I would propose a special hardware feature to repeat very few instructions, but without the typical slowdown of a jump.
How could it be done?
1.A single instruction is inserted to let the control logic know that there will be a loop. This instruction includes 2 values.
The first value indicates how many following instruction words belong to the control expression of the loop. The second value indicates the
actual number of instruction words inside the loop.
2.The control logic can use this information to constantly decode the right instructions. The program counter should be halted at the beginning
of the loop. The idea is to have a very small buffer that fills itself after the start instruction of the loop and functions as a ring buffer to feed the
instruction decoder as long as the control expression to leave the loop is not met.
A number of 25 to 50 instructions in such a cache could be enough to speed most loops up that currently would be tried to unroll. And
the expense in energy usage and transistor count would be certainly far below what any form of branch prediction required for the same
use case.
What about optimising for faster loops?
Moderator: agner
Re: What about optimising for faster loops?
I agree that loop unrolling can be a bad thing. It is a waste of code cache. Compilers are often unrolling loops excessively.
Intel CPUs do indeed have a buffer similar to what you are proposing. In fact, they have two. There is a loopback buffer that can recycle decoded instructions after the decoder in tiny loops, and there is a micro-op cache. AMD has something similar: A micro-op queue and a micro-op cache.
The need for such buffers is smaller on ForwardCom because instruction decoding should not be a bottleneck. Decoding is a serious bottleneck in x86 systems because of the legacy of very complicated instruction coding that makes it difficult to determine the length of an instruction.

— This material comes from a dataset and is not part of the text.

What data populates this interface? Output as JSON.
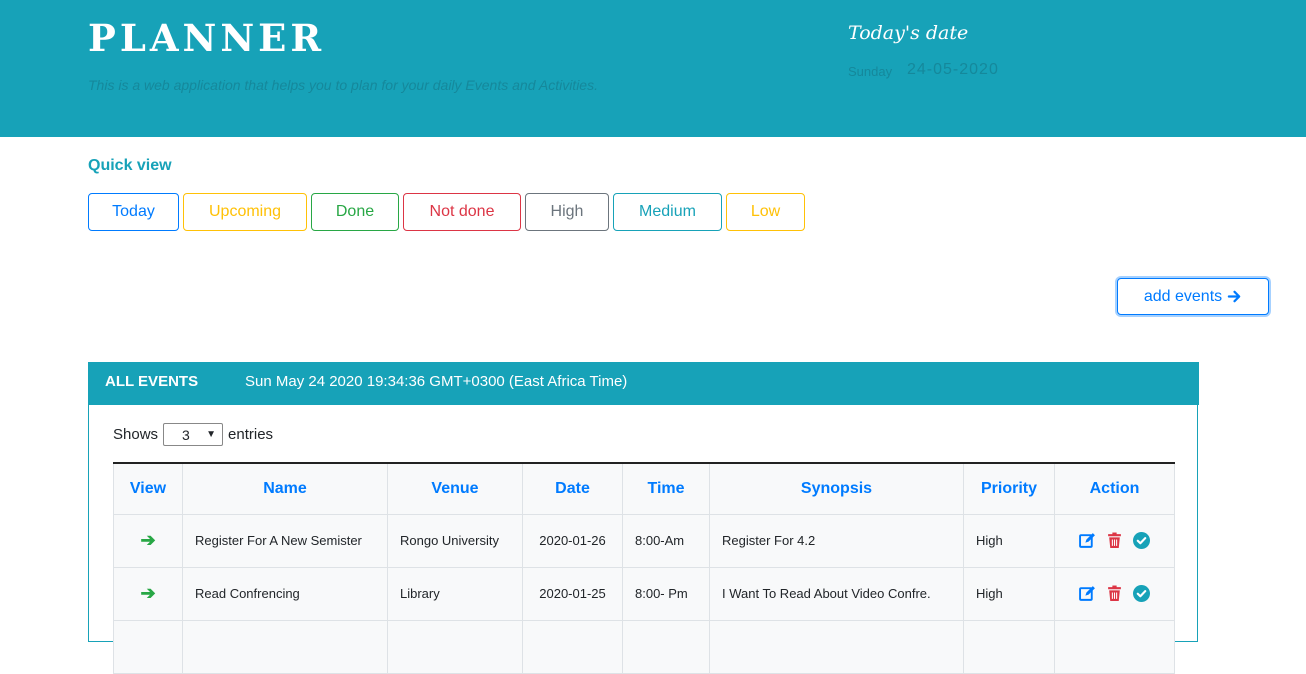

The loop overhead is seldom a bottleneck in out-of-order processors if the loop body is more time consuming than updating the loop counter and perhaps a branch misprediction after the last iteration.

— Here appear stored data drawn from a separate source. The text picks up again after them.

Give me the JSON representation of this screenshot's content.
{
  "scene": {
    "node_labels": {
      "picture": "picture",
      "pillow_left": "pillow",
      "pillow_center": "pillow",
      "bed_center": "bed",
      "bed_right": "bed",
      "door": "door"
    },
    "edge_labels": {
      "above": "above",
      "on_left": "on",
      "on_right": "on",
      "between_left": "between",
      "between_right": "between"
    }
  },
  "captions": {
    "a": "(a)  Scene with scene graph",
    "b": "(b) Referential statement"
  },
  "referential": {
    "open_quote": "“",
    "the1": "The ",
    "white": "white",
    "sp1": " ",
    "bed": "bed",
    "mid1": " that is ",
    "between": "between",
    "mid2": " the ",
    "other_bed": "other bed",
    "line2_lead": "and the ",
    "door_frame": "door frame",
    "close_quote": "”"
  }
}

I have proposed a semi out-of-order design for ForwardCom: Simple integer instructions such as incrementing the loop counters and pointers are done in an in-order front end if the operands are ready. Branches are also resolved in the front end if the operands are ready, which a simple loop counter would always be because it is updated in a single clock cycle. These branches have short misprediction delays because the front end has only few pipeline stages. The time-consuming floating point instructions, vector instructions, and memory operations that we typically find in the loop body are sent to an out-of-order back end. Integer register operands such as loop counter and pointers that have been calculated in the front end are replaced by their values before the instructions go to the back end. Branches and loops can be resolved a long way ahead of the more time consuming calculations as long as they depend only on simple integer register instructions. I think that this would mask the branch misprediction delays in many cases.
A branch predictor will typically predict the backward branch at the end of a loop to be taken the first time. There will be one misprediction after the last iteration unless an advanced branch predictor can remember the loop count.
I don't think it is necessary to insert extra instructions to help predicting the loop in this case.
Intel CPUs do indeed have a buffer similar to what you are proposing. In fact, they have two. There is a loopback buffer that can recycle decoded instructions after the decoder in tiny loops, and there is a micro-op cache. AMD has something similar: A micro-op queue and a micro-op cache.
The need for such buffers is smaller on ForwardCom because instruction decoding should not be a bottleneck. Decoding is a serious bottleneck in x86 systems because of the legacy of very complicated instruction coding that makes it difficult to determine the length of an instruction.
The loop overhead is seldom a bottleneck in out-of-order processors if the loop body is more time consuming than updating the loop counter and perhaps a branch misprediction after the last iteration.
I have proposed a semi out-of-order design for ForwardCom: Simple integer instructions such as incrementing the loop counters and pointers are done in an in-order front end if the operands are ready. Branches are also resolved in the front end if the operands are ready, which a simple loop counter would always be because it is updated in a single clock cycle. These branches have short misprediction delays because the front end has only few pipeline stages. The time-consuming floating point instructions, vector instructions, and memory operations that we typically find in the loop body are sent to an out-of-order back end. Integer register operands such as loop counter and pointers that have been calculated in the front end are replaced by their values before the instructions go to the back end. Branches and loops can be resolved a long way ahead of the more time consuming calculations as long as they depend only on simple integer register instructions. I think that this would mask the branch misprediction delays in many cases.
A branch predictor will typically predict the backward branch at the end of a loop to be taken the first time. There will be one misprediction after the last iteration unless an advanced branch predictor can remember the loop count.
I don't think it is necessary to insert extra instructions to help predicting the loop in this case.